La iaia Julia

La cafetera pequeña

Acomiadar algú no és mai fàcil. Tot i tenir assumit que no hi ha vida sense mort el fet de saber que no tornaràs a comptar amb la companyia d’aquella persona és sempre dolorós. Quan ens va deixar la iaia Julia vam saber que l’haviem d’acomiadar tal com havia viscut, de forma serena, austera i noble. Al voltant de la taula on ella ens acostumava a reunir, fills i nets vam fer aflorar els nostres millors records tot component aquest breu relat sobre la seva vida.

La fotografia que acompanya el relat és obra del meu gran germà petit Didac Casanellas.


La cafetera pequeña

La abuela Julia nació en Cardedeu. Nació, cómo quien rompe un huevo para hacer una tortilla. Era a finales de 1932 y era la tercera hija de Manuel y Manuela. Antes que ella, en aquella cocina, ya correteaban Pilar (como la pilarica) y Montse (como la moreneta), los dos platos principales de un menú catalano-aragonés. Después de ella vendrían Pedro y Vicente.

Los platos rotos de la guerra hacen que sus padres dedidan volver a su Chiprana con los cinco. «Por lo menos, allí, podremos comer patatas», decía su padre Manuel. En Chiprana mezclaron el sabor de la tierra que trabajaban con olor del café que Manuel alquiló. Entre puntada y puntada, a Pilar y a Montse les llamaron «las cafeteras», y a Julia «la cafetera pequeña», apodo con el que se reivindicó hace solo unos días.

Entre olivos y campos de cereales, y a tocar del Ebro, las manos de Julia se curtieron recogiendo aceitunas y haciendo garbillas. «La más guapa del pueblo!», la llamaban.

A aquel guiso llegó un ingrediente que, cómo la cebolla, se convirtió en imprescindible de todos sus platos. Cómo la cebolla, que endulza y entiernece, y es capaz de hacer saltar las lágrimas. Antonio enamoró a Julia y le regaló un anillo con la foto de ellos dos para que le esperara durante la mili.

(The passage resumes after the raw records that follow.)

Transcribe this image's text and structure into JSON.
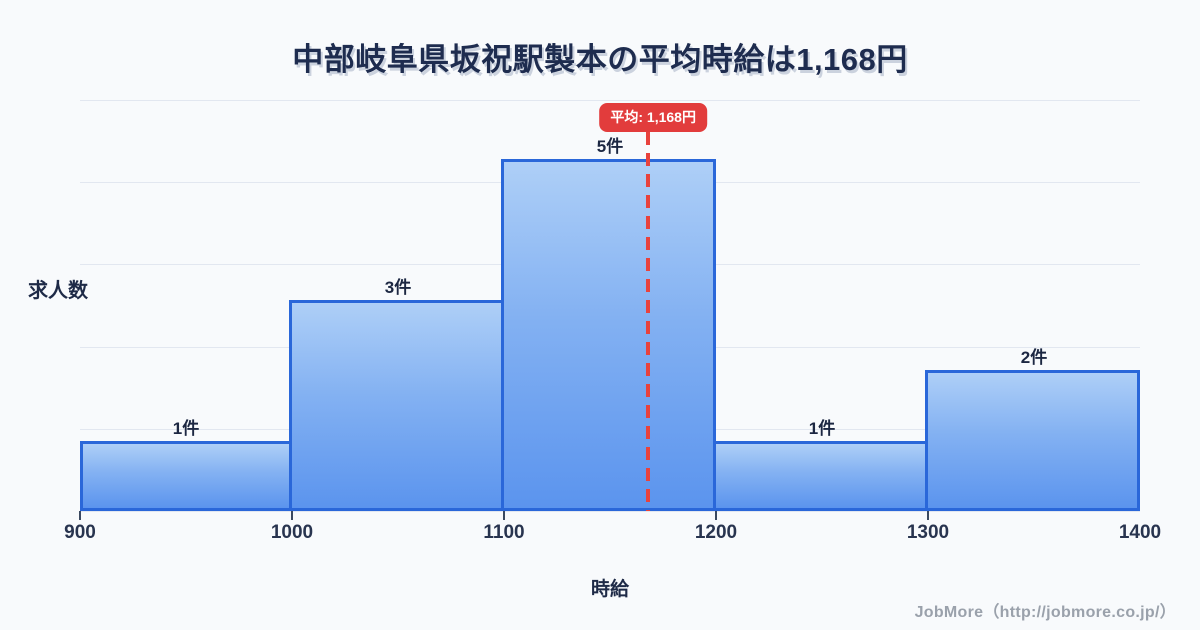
{
  "header": {
    "title": "中部岐阜県坂祝駅製本の平均時給は1,168円"
  },
  "chart_data": {
    "type": "bar",
    "subtype": "histogram",
    "title": "中部岐阜県坂祝駅製本の平均時給は1,168円",
    "xlabel": "時給",
    "ylabel": "求人数",
    "x_edges": [
      900,
      1000,
      1100,
      1200,
      1300,
      1400
    ],
    "categories": [
      "900-1000",
      "1000-1100",
      "1100-1200",
      "1200-1300",
      "1300-1400"
    ],
    "values": [
      1,
      3,
      5,
      1,
      2
    ],
    "bar_labels": [
      "1件",
      "3件",
      "5件",
      "1件",
      "2件"
    ],
    "ylim": [
      0,
      5
    ],
    "grid": "horizontal",
    "gridline_count": 6,
    "average": {
      "value": 1168,
      "badge_label": "平均: 1,168円"
    },
    "colors": {
      "bar_fill_top": "#aecff7",
      "bar_fill_bottom": "#5b94ee",
      "bar_border": "#2a67d9",
      "avg_line": "#e8423d",
      "badge_bg": "#e23c3c",
      "badge_text": "#ffffff",
      "gridline": "#e2e7f0",
      "title_text": "#1e2c4f",
      "axis_text": "#28344f",
      "background": "#f8fafc",
      "footer_text": "#9aa1ab"
    }
  },
  "footer": {
    "credit": "JobMore（http://jobmore.co.jp/）"
  }
}
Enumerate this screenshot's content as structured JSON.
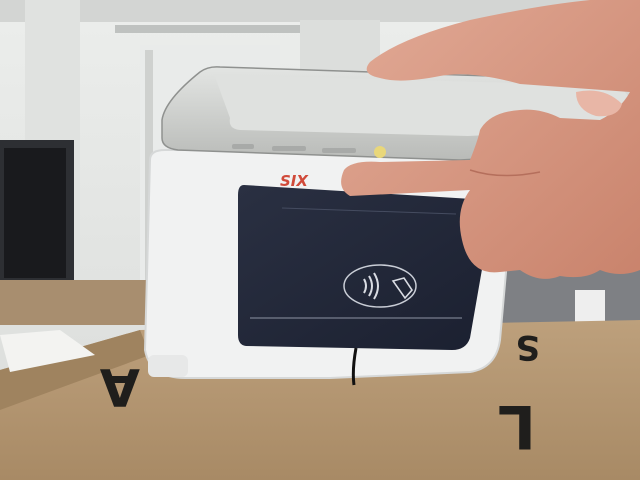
{
  "scene": {
    "terminal_brand": "SIX",
    "box_letters": [
      "A",
      "L",
      "S"
    ],
    "colors": {
      "wall": "#e6e8e6",
      "ceiling": "#d8dad8",
      "cardboard": "#b39570",
      "terminal_body": "#f3f4f4",
      "terminal_screen": "#22283a",
      "phone_frame": "#c9c6bd",
      "skin": "#d79a86",
      "brand_red": "#d04a3a"
    }
  }
}
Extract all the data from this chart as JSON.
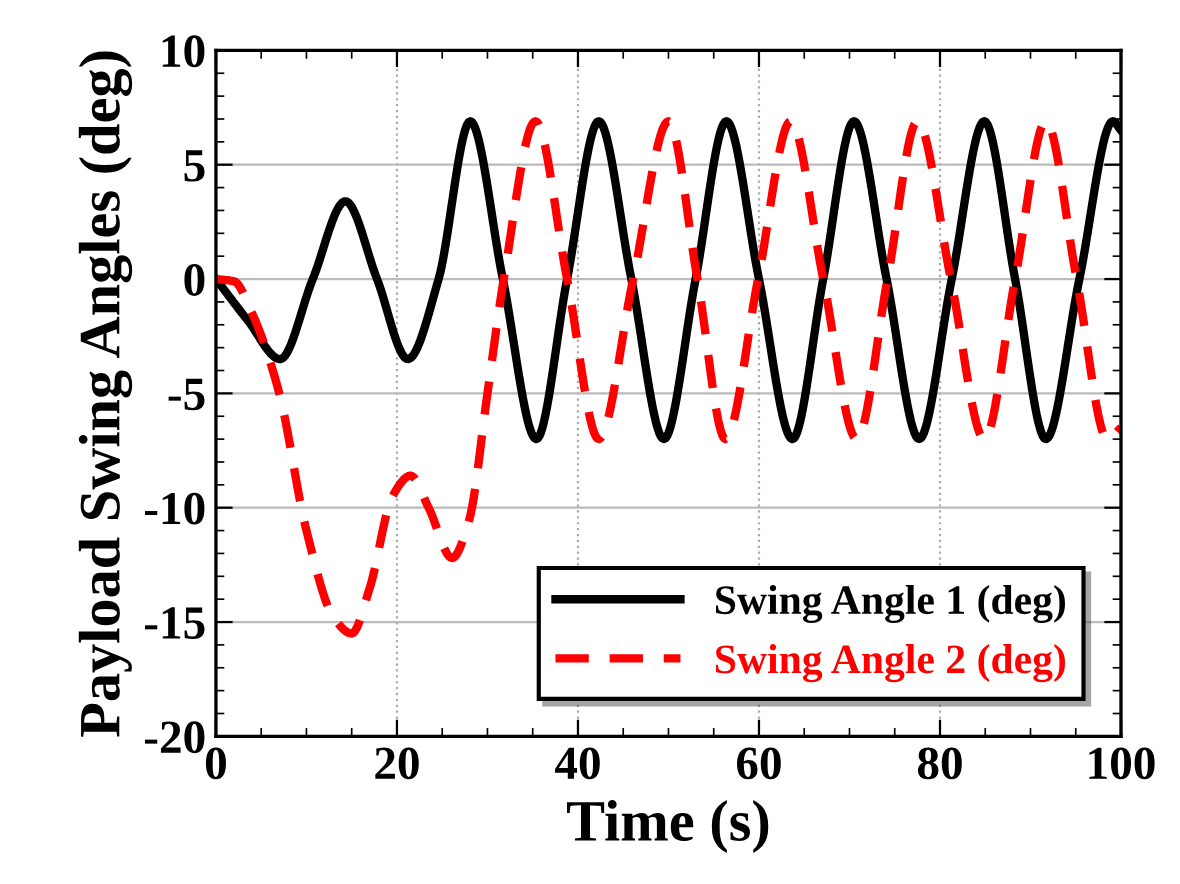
{
  "chart_data": {
    "type": "line",
    "xlabel": "Time (s)",
    "ylabel": "Payload Swing Angles (deg)",
    "xlim": [
      0,
      100
    ],
    "xticks": [
      0,
      20,
      40,
      60,
      80,
      100
    ],
    "ylim": [
      -20,
      10
    ],
    "yticks": [
      -20,
      -15,
      -10,
      -5,
      0,
      5,
      10
    ],
    "grid": true,
    "legend": "bottom right",
    "series": [
      {
        "name": "Swing Angle 1 (deg)",
        "color": "#000000",
        "line_style": "solid",
        "x": [
          0,
          3.5,
          7.1,
          10.7,
          14.3,
          17.8,
          21.2,
          24.6,
          28.1,
          31.7,
          35.4,
          38.8,
          42.3,
          45.9,
          49.5,
          53,
          56.4,
          60,
          63.7,
          67.1,
          70.5,
          74.1,
          77.7,
          81.3,
          84.9,
          88.3,
          91.7,
          95.4,
          99.1,
          100
        ],
        "values": [
          0,
          -1.8,
          -3.5,
          0,
          3.4,
          0,
          -3.5,
          0,
          6.9,
          0,
          -7,
          0,
          6.9,
          0,
          -7,
          0,
          6.9,
          0,
          -7,
          0,
          6.9,
          0,
          -7,
          0,
          6.9,
          0,
          -7,
          0,
          6.9,
          6.5
        ]
      },
      {
        "name": "Swing Angle 2 (deg)",
        "color": "#ff0000",
        "line_style": "dashed",
        "x": [
          0,
          2,
          4,
          7,
          10,
          13,
          15,
          17,
          19.5,
          21.5,
          23.5,
          26.1,
          28,
          30,
          31.8,
          35.3,
          38.8,
          42.3,
          46.1,
          50,
          53.2,
          56.3,
          59.9,
          63.5,
          67.1,
          70.8,
          74.2,
          77.5,
          81.2,
          84.9,
          88.3,
          91.7,
          95.1,
          98.5,
          100
        ],
        "values": [
          0,
          -0.1,
          -1.5,
          -5,
          -11,
          -14.8,
          -15.5,
          -13.5,
          -9.5,
          -8.6,
          -10,
          -12.2,
          -10.5,
          -5,
          0,
          6.9,
          0,
          -7,
          0,
          6.9,
          0,
          -7,
          0,
          6.9,
          0,
          -7,
          0,
          6.9,
          0,
          -7,
          0,
          6.9,
          0,
          -7,
          -6.5
        ]
      }
    ]
  }
}
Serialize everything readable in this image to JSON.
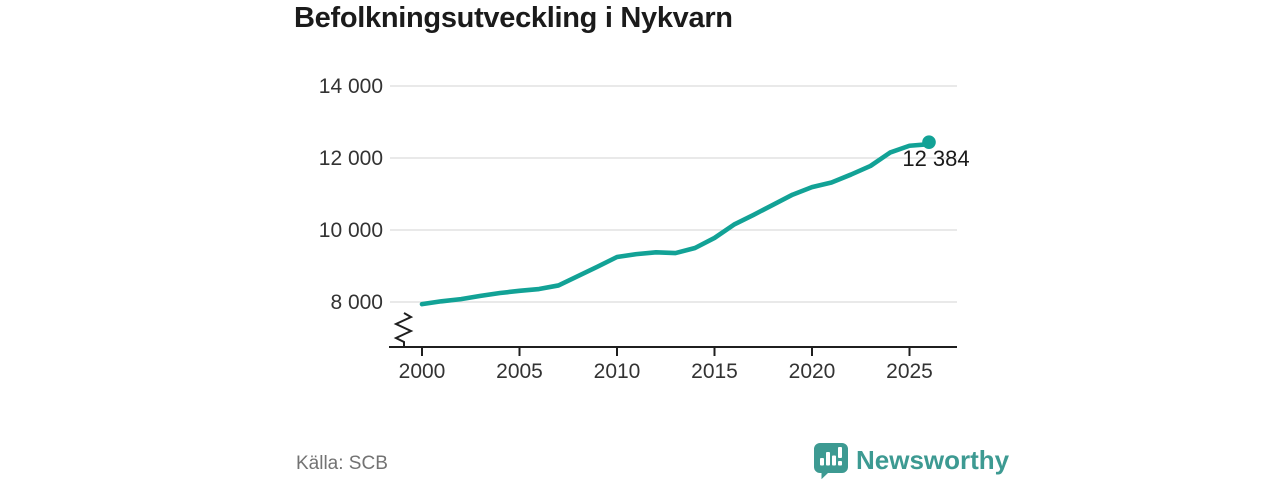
{
  "title": "Befolkningsutveckling i Nykvarn",
  "source": "Källa: SCB",
  "brand": {
    "name": "Newsworthy",
    "icon": "newsworthy-speech-bubble-bar-chart-icon",
    "color": "#3d9a92"
  },
  "colors": {
    "line": "#12a296",
    "grid": "#dcdcdc",
    "axis": "#1f1f1f",
    "tick_text": "#333333",
    "end_label_text": "#1a1a1a"
  },
  "chart_data": {
    "type": "line",
    "title": "Befolkningsutveckling i Nykvarn",
    "xlabel": "",
    "ylabel": "",
    "x": [
      2000,
      2001,
      2002,
      2003,
      2004,
      2005,
      2006,
      2007,
      2008,
      2009,
      2010,
      2011,
      2012,
      2013,
      2014,
      2015,
      2016,
      2017,
      2018,
      2019,
      2020,
      2021,
      2022,
      2023,
      2024,
      2025,
      2026
    ],
    "values": [
      7940,
      8020,
      8080,
      8170,
      8250,
      8310,
      8360,
      8460,
      8720,
      8980,
      9250,
      9330,
      9380,
      9360,
      9500,
      9780,
      10150,
      10420,
      10700,
      10980,
      11190,
      11320,
      11540,
      11780,
      12150,
      12340,
      12384
    ],
    "series_name": "Befolkning",
    "xlim": [
      2000,
      2026
    ],
    "ylim": [
      8000,
      14000
    ],
    "x_ticks": [
      2000,
      2005,
      2010,
      2015,
      2020,
      2025
    ],
    "x_tick_labels": [
      "2000",
      "2005",
      "2010",
      "2015",
      "2020",
      "2025"
    ],
    "y_ticks": [
      8000,
      10000,
      12000,
      14000
    ],
    "y_tick_labels": [
      "8 000",
      "10 000",
      "12 000",
      "14 000"
    ],
    "grid": "horizontal",
    "axis_break": true,
    "legend": "none",
    "last_point": {
      "x": 2026,
      "value": 12384,
      "label": "12 384"
    },
    "source": "Källa: SCB"
  }
}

La vida les llevó a aprender nuevas recetas por donde pasaban. De Chiprana a Poleñino, dónde nació Ana Maria, y a Mura, donde nació Armando. Siendo ya cuatro en la mesa, llegaron a Vilafranca donde Antonio, junto a su hermano Aniceto, aprendió a llevar el tractor y más tarde el camión. Y fue aquí, en el Penedés, tierra de viñedos, donde, a fuego lento, Julia y su família crecieron. De la calle Amalia a Santa Digna, hasta el piso del Passatge Moliner donde tantos ratos hemos saboreado con ella.

De preparar bocadillos para las excursiones en 600 a la playa o a Montserrat, donde acabaron subiendo andando, a llenar la mesa con calamares rellenos por Sant Fèlix y canelones en Navidad.

Ana Maria y Armando recuerdan las tardes de domingo jugando a cartas, las meriendas de galletas con mantequila y azúcar, o los viajes por España. Recuerdan cómo les cuidaba y se preocupaba por ellos, les preguntaba por sus cosas, ya fuese de día, o de noche mientras dormían. Ana y ella compartieron horas de trabajo en la mercería, entre botones, cintas, dedales y algun que otro cruce de opiniones. Armando la subió a un avión. La família al completo viajó a Noruega a comer salmón, a jugar con trolls y a celebrar la boda de Cristina y Armando.

La casa de Julia y Antonio siempre nos acogió, ya fuese para comer los jueves, celebrar días especiales o para cobijarnos cuando salíamos por Vilafranca en fiestas. Siempre teníamos un plato en la mesa (y qué platos!), un colchón de lana, una sonrisa y un buen consejo. Aunque si alguno llegaba sin avisar, se llevaba también una regañina , «veniu sense avisar, i no hi haurà prou dinar per tots», decía con dos platas de croquetas, berenjenas, macarrones y lomo en la mesa.

La recordaremos por su amor dulce, con su sarcasmo picante, sus opiniones especiadas, su cariño reconfortante, y su fuerza.